What inspired you to study this division in emotional labour?
Do you know, I've been thinking about this for so long that it's hard to pinpoint an exact moment where this became my focus as a performer and writer. I think it grew like any creative inspiration or obsession: slowly, cumulatively, and subconsciously. It's everywhere, when you start to look. And then of course, it required lots of therapy to be able to actually talk and write about it.
How do you incorporate humour in a way that adds contrast to the dark elements of the piece, creating a 'tragicomedy'?
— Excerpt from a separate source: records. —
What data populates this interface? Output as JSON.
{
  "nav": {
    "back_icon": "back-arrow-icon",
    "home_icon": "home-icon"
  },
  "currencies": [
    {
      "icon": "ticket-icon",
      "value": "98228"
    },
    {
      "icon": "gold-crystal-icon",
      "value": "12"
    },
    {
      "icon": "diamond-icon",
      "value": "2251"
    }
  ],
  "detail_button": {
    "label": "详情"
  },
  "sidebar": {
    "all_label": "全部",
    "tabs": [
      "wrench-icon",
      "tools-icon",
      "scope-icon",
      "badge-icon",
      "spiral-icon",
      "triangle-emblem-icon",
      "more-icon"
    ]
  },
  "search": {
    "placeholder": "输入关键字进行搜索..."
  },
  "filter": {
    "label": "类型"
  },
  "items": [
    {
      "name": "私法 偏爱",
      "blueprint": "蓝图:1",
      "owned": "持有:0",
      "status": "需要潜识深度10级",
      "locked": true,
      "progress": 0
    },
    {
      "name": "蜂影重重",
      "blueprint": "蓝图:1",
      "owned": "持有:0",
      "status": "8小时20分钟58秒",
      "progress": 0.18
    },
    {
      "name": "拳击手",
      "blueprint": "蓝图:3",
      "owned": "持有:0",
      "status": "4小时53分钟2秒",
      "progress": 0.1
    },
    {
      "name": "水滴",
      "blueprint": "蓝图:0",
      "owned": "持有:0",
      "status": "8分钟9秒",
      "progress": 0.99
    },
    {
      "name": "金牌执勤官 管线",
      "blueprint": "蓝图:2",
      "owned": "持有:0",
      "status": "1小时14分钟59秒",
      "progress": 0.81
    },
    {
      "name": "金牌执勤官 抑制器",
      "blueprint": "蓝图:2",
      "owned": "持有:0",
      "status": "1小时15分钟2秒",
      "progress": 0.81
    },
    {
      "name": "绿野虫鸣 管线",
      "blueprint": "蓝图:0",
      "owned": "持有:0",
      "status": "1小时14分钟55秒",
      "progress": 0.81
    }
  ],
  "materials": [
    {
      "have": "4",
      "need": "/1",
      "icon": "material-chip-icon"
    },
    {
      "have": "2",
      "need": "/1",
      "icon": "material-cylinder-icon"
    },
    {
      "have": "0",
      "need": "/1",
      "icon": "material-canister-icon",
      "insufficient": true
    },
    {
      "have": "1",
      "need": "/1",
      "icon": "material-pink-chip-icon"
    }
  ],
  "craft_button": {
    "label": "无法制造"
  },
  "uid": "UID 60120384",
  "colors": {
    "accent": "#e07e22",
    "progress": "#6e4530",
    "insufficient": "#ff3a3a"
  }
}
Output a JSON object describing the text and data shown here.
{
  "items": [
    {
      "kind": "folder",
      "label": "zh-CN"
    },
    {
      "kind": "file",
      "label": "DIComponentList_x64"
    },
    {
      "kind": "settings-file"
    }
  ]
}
Humor! (Sorry, I know y'all use the 'u' should I add that?) Humour is everything to me. I could really do a little song and dance about how humour opens people up to connection, and connection opens people up to transformation, so by revealing what is funny about some of the darkest situations of the play, the audience hopefully feels more comfortable coming along for the characters' transformations, etc etc. The real scoop on humour is that I don't want to live without it, so I don't write without it. It's that simple, I just want myself and everyone else to have fun.
What do you hope audiences take away from your show?
When I first put up the show, people of all ages came up to me to express that they saw themselves in Cheryl. Whether they were matriarchs who had been caring for their families for years and years, sex workers who had had so many secrets whispered to them late at night, or young women facing the confusing and daunting reality of the emotional labor expected of them by their partners, they all had a similar gut feeling of recognition, both during her moments of hilarity and moments of pain. Through this process, I have realized that everyone can recognize this character and has their own story about her. I hope that people are reminded of their own stories, and that they can take those stories and share them and heal them alongside others.
Sell your show in one line- why should people see it?
Come for a kiss, stay to figure out why the hell we have a giant ear onstage, and leave having laughed, cried, and feeling ready to meet us for a drink!
Massive thank you to Kait for sharing this utterly fascinating interview- it sounds like a cracking show! It's been amazing to hear all about it, and I wish you all the luck for the run.